So, can anyone with knowledge share how the price cap has affected russian exports? Is it effective? If so that's a dangerous new weapon in the west's control.
Look, price controls don't work. They always lead to shortages. When Maduro fixed the price of paper in Venezuela, paper vanished from supermarket shelves. The West put sanctions on shipping of Russian oil above the price cap, so the amount of oil shipped with those ships will decrease or vanish completely. It is as simple as that. Same deal happened with Nixon fixing prices. Producers do not like working below market price. And producers do not work for free or at a loss with no good reason. Less of it all in a conflict like this.
So a certain amount of oil will vanish off the global market. The average price of oil will increase as a result because the other oil producing countries have minimal leeway to increase supply, and might not even want to, OPEC has already manifested itself to be against price caps on oil, and they might try to counter the practice as a matter of principle.
Because the market is now asymmetric and Western countries no longer want to import Russian oil, Russian oil price will go down, and other nations oil price will go up. This basically taxes Western countries energy imports, while countries who balk at the sanctions will pay a lower price. The current sanctions are already pretty close to an embargo. The West will likely try to apply secondary sanctions or do an actual embargo next. But the thing is you cannot replace an oil exporter the size of Saudi Arabia just like that. The non-Western countries will not want their economies to implode without oil to the benefit of wealthy countries. There will be friction that is for sure.
Oil - yes, gas - no, because Russia's largest fields are in Western Siberia and most of the gas is delivered through pipes that go to Europe. Until "Power of Siberia 2" is finished, that gas either has to go to Europe or get wasted.
Russia can export some of the gas via LNG. And the gas is still flowing West via Ukraine, Blue Stream, and Turk Stream.
There might be like 80 bcm on balance they aren't exporting that would have otherwise. I have not looked at the numbers lately.
Power of Siberia 2 is supposed to take care of 50 bcm and the rest will be able to be exported as LNG once more capacity goes up.
Arctic LNG 2 first string will come online in 2023. You will likely see more come online two years after that. And in 2028 we might see Power of Siberia 2. Who knows.
With regards to capital flows from export in 2 years Russia might be exporting 38 bcm or more to China via Power of Siberia. And then there are the possible expansions.
I am not a subject matter expert in upstream petroleum. Is there the possibility of sealing the gas inside the reservoir and not producing it? Just turn the valves off?
It depends a lot on the equipment. Usually, it is economically infeasible to stop production and then restart it. Most of the time excess output is either stored or just simply burned out.
Russia has a huge amount of LNG storage. Several months worth of it. They can fill the storage. And from what I heard they can throttle the output of the gas wells to a degree. They lack a strategic oil reserve thus far, so oil storage is way more limited.
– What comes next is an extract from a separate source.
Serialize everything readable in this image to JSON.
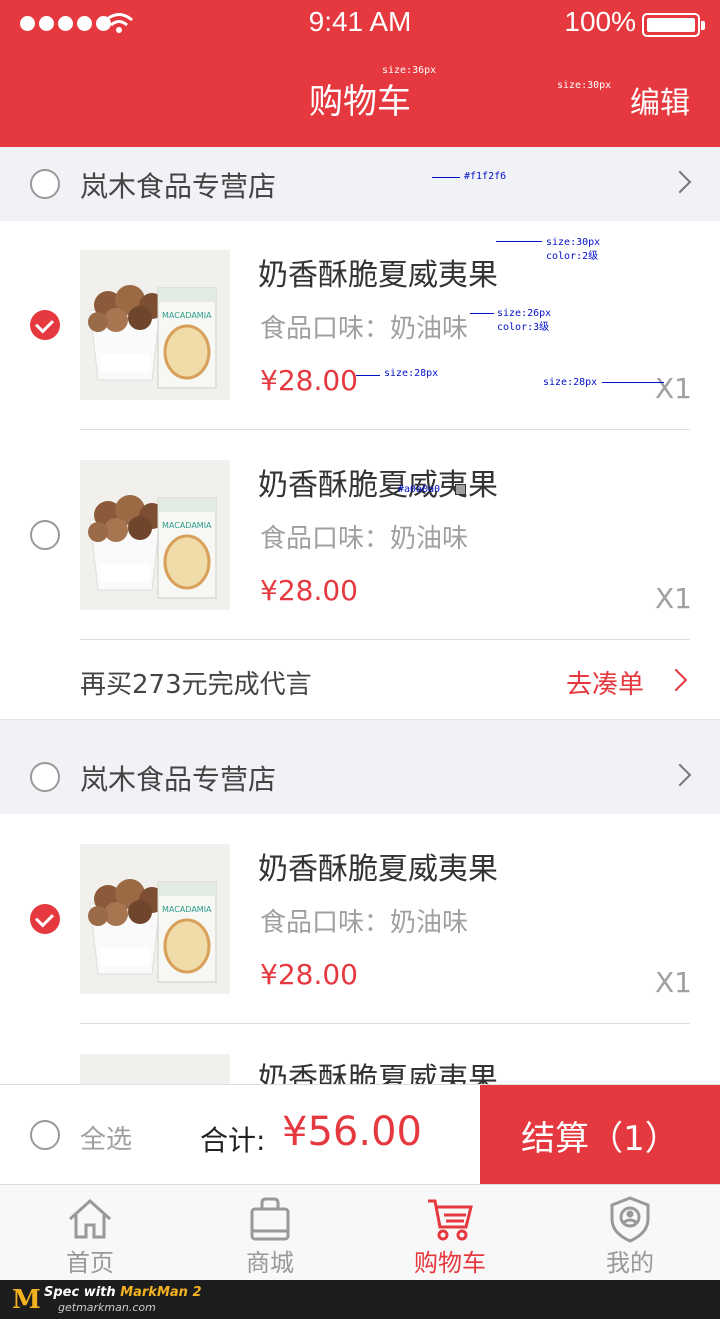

Issue with oil production cuts is that Russia still loses money in that case. Plus Urals is already traded with a significant discount compared to Brent, currently its market price is lower than the $60 "ceiling". The situation was worse at the beginning (when Russian export fell 1.5 mln barrels/day) due to lack of insurers, now the exports are slowly going up but are still lower than before the embargo. However, with China opening up, we can expect an upward trend for the global oil prices which will ultimately test the effectiveness of that "ceiling".
Right. China will start using more oil. While there will be issues shipping Urals because of lack of ships I expect Russia to simply cut production of oil. They will not be selling oil below cost on a situation like this it is as simple as that. In the long run Russia might make pipelines to export more Urals oil into China. As is they already export from Vankor into China to some degree but ESPO is already operating at top capacity.